Explode your Business with A PA!

Chris Watson from Ray White Victoria gives a step-by-step guide to how you should use a PA to grow your success in sales.

Quite Often in my role, salespeople ask me, what is the single biggest thing they can do to send their numbers through the roof? My answer: Break away from the employee mindset, and enter the rewarding sales business owner realm by employing people in your business.

In my mind, to become the owner of your ‘career business’ you have to invest in it, and in my experience no numbers can grow until this mindset is changed. The best place to invest is through people. Speak to any company in the world, and right at the top of the list of priorities are people. To put on a PA is an investment, and with every investment you should expect a return. Ninety-five per cent of salespeople in Ray White who write over $450,000 a year in gross commission have a PA. Success leaves clues!

In my opinion there are two types of PAs: reactive PAs and proactive PAs. Too many salespeople employ reactive PAs to do the tasks that they don’t like and ‘clean up’ after the salesperson. They think, “Now I have a PA, I can kick back because the PA will do that.” The business won’t grow if a PA is only working on tasks that the salesperson creates; it has to be the other way around. PAs need to create tasks for the salesperson. Think about it; would a salesperson write more commission if a PA processed the listings the salesperson gets, or if the PA gives the salesperson more opportunities to get listings that need to be processed?

There is no doubt in my mind that PAs should prospect just as much as the salesperson. Obviously, the type of prospecting PAs would do is different. Think of a funnel: the PA puts all ‘soft’ leads into the funnel and the salesperson builds the relationship with those soft leads until they come out the bottom as ‘hot’ leads.


The first step I would encourage is to write down a list of every activity that the salesperson does; everything from database management, prospecting, vendor management, the buying process, and so on. After that, colour-code the list into dollar productive activities and non-dollar productive activities, keeping in mind that my thoughts on dollar productive activities are prospecting, listing and price adjustments. Then the agents circle the activities at which they are strongest.

This list will form the tasks that the PA will complete. The salesperson and PA complete more dollar productive activities, for example prospecting. The PA will need to be capable of completing tasks where the agent is not strong, as the salesperson and the PA need to complement each other in a partnership.
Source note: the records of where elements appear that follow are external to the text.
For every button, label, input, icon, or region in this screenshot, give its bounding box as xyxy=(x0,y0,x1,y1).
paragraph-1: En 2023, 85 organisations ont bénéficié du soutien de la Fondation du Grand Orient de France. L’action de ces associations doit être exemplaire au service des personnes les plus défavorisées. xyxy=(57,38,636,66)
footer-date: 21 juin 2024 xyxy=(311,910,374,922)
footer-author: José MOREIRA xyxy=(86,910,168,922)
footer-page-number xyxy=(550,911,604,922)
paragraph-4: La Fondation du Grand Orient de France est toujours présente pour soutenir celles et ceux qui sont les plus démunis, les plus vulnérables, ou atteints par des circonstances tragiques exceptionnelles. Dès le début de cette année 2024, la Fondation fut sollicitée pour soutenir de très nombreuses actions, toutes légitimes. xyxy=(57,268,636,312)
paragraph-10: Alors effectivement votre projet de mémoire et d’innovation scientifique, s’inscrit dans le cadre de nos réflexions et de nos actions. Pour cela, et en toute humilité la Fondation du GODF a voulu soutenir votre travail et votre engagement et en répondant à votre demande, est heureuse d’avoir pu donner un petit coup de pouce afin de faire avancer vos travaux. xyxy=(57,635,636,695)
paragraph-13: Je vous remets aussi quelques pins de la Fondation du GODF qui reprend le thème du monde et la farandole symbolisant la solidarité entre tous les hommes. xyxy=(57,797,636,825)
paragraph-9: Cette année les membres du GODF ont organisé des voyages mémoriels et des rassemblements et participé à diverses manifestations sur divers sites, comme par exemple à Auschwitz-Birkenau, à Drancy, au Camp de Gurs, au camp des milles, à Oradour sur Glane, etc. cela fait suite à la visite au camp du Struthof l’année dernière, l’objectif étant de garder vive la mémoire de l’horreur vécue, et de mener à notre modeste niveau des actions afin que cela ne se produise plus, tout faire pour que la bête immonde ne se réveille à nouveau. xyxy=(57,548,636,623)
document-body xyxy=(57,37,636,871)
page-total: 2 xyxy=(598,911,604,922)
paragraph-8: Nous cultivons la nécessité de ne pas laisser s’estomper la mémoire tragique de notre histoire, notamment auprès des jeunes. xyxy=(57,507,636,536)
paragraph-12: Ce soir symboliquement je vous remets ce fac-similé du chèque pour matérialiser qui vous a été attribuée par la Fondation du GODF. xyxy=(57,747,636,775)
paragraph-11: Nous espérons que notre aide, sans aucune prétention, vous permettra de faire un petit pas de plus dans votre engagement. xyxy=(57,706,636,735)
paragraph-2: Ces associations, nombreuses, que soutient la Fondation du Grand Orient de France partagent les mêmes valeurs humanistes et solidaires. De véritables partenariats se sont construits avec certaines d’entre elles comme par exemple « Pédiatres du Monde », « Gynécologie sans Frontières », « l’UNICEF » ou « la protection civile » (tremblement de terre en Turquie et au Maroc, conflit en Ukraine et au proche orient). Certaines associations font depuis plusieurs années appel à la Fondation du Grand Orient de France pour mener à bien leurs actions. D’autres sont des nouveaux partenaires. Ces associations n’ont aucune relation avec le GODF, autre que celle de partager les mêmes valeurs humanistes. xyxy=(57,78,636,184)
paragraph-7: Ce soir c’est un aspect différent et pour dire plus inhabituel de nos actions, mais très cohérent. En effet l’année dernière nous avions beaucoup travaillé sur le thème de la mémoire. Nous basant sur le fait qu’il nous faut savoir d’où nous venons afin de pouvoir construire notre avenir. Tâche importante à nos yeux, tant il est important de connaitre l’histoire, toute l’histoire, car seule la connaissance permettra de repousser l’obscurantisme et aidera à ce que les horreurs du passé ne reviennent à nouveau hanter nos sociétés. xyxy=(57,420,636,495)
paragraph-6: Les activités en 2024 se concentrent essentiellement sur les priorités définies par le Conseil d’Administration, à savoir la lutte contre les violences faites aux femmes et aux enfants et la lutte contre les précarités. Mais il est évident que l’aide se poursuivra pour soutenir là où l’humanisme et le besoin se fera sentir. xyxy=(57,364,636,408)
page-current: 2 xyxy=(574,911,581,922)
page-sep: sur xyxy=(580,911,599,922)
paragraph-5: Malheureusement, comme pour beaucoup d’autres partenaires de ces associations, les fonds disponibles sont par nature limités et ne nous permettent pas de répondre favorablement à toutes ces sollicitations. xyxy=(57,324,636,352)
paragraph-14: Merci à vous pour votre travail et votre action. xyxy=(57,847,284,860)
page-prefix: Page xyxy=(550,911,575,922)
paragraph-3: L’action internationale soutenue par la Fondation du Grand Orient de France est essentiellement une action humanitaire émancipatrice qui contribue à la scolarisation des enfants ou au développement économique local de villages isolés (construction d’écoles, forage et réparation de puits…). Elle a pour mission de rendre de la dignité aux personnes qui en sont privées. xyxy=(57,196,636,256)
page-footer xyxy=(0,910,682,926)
Next step is to develop an operations and procedures manual, detailing step by step how to carry out each of these activities. There is some work involved in this, but it will make the induction process of a PA easier and accelerate their development.


Next, salespeople need to develop a structured learning program for the new PA. This includes a tiered learning plan, where the PA must be deemed competent by the salesperson in one activity before progressing to the next. This might include, for example, training on scripts for buyer follow-up that the PA must role play, with the salesperson acting as a buyer. Once the salesperson is happy with the PA’s role play, the PA can be sent into the field. This is the most crucial part of a PA’s learning. The salesperson must know and be happy about what a representative of their business is saying to potential clients.

Once this is set up, the salesperson needs to make a commitment to the structure of their business. Will the PA be required to email you a to-do list each morning? What KPIs are set for the PA and how will they be measured? What times will be allocated to meet one-on-one with the PA? What will be the agenda of these meetings? How often will they take place? The most powerful effect of a PA is that they force the salesperson to have sound time management skills and provide them with someone to report to. The best PAs are those who ask, “What prospecting have you done today? Why haven’t you hit your KPIs?”


Now that the salesperson has this set up, we can start to look for the correct candidate. My suggestion here is to partner with your manager and conduct a careers night or a series of training evenings for new people to the industry. I encourage salespeople to go down this path as opposed to using a position vacant ad or employing ‘friends of friends’. By having numerous people attend an event you can identify the people who you think will fit the business, rather than wasting 10 interviews to find one good candidate.

Once the PA is in the business and their development is underway they need to know exactly  what tasks they are expected to perform. For example, once a new listing is brought in, the salesperson and the PA should both know which tasks they are allocated. Check lists made from the list of the salesperson’s tasks discussed earlier are crucial.


Salespeople also need to measure the impact that a PA has on their business and reward them for improvements. I encourage salespeople to measure the number of phone calls they make and the number of appraisals and listings, not just gross commission written. Once you have these measured, you need to work out an incentive scheme. Will the PA be rewarded for the number of appraisals in a month? What will be the reward? Challenges are a great way to reward PAs; for example, if the business lists 10 auctions this month there will be lunch and shopping interstate. Have fun with rewards – they don’t need to be purely financial.

Putting a PA on isn’t scary; it’s exciting, because your business is about to explode!